Aldosterone is a hormone that helps regulate your sodium and water balance, so when you produce too much or too little, your blood pressure is affected. We need it to help our salivary glands, sweat glands, colon and kidneys work properly; an imbalance can lead to a stroke, heart attack or kidney failure. There are medications to stop overproduction of aldosterone (and some other adrenal hormones), and under-producing usually can be treated with hormone replacement.

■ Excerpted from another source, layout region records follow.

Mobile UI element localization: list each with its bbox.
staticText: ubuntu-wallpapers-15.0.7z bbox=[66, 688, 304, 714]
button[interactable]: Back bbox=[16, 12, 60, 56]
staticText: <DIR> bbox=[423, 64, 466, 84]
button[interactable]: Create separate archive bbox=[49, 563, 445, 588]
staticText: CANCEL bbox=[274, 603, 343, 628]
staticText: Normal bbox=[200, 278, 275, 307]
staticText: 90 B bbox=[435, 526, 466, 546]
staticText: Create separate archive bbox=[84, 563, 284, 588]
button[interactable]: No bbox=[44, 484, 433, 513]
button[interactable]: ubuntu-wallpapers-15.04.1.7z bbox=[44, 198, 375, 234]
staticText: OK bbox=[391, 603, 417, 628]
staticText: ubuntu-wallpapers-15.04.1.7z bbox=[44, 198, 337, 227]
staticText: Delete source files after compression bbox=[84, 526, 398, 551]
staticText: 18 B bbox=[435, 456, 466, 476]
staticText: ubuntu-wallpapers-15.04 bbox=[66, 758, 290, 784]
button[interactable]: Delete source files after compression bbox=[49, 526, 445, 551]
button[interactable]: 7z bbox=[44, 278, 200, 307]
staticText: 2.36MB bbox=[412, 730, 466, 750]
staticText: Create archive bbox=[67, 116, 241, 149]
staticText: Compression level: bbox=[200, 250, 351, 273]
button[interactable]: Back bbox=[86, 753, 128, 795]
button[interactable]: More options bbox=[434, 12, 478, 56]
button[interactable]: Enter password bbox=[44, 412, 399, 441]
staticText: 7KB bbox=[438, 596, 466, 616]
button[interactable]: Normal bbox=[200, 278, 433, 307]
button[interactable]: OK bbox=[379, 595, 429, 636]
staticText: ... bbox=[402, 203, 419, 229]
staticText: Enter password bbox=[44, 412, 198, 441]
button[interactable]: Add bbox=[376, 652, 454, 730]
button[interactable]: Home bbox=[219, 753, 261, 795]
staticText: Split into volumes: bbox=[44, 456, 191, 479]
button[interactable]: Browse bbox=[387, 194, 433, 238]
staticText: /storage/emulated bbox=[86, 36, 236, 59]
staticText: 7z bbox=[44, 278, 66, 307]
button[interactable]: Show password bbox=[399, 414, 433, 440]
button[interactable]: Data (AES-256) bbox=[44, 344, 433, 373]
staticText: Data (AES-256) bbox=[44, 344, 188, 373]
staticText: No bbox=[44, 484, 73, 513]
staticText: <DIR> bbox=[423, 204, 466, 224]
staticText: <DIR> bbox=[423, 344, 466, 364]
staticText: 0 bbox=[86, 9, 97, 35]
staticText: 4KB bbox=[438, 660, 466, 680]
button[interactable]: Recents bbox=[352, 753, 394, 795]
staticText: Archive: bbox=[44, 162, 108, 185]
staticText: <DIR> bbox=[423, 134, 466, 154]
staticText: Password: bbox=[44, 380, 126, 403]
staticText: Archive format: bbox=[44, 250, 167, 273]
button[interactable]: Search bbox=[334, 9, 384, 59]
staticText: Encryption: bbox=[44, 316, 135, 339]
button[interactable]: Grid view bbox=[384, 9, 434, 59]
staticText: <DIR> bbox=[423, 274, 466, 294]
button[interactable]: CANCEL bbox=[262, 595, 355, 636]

Addison’s Disease and Adrenal Insufficiency
With Addison’s disease, the adrenal glands are producing too little cortisol. (Some people are born unable to produce cortisol.) The term “adrenal insufficiency” sometimes points to too little cortisol or aldosterone. Symptoms can be fatigue, muscle weakness, nausea, vomiting or diarrhea. It’s identified with a blood test, and hormone replacement usually is the best treatment.
Your adrenal glands also can develop tumors, detected with a blood test, CT scan or other diagnostic tests. Usually they’re treated by surgically removing the adrenals.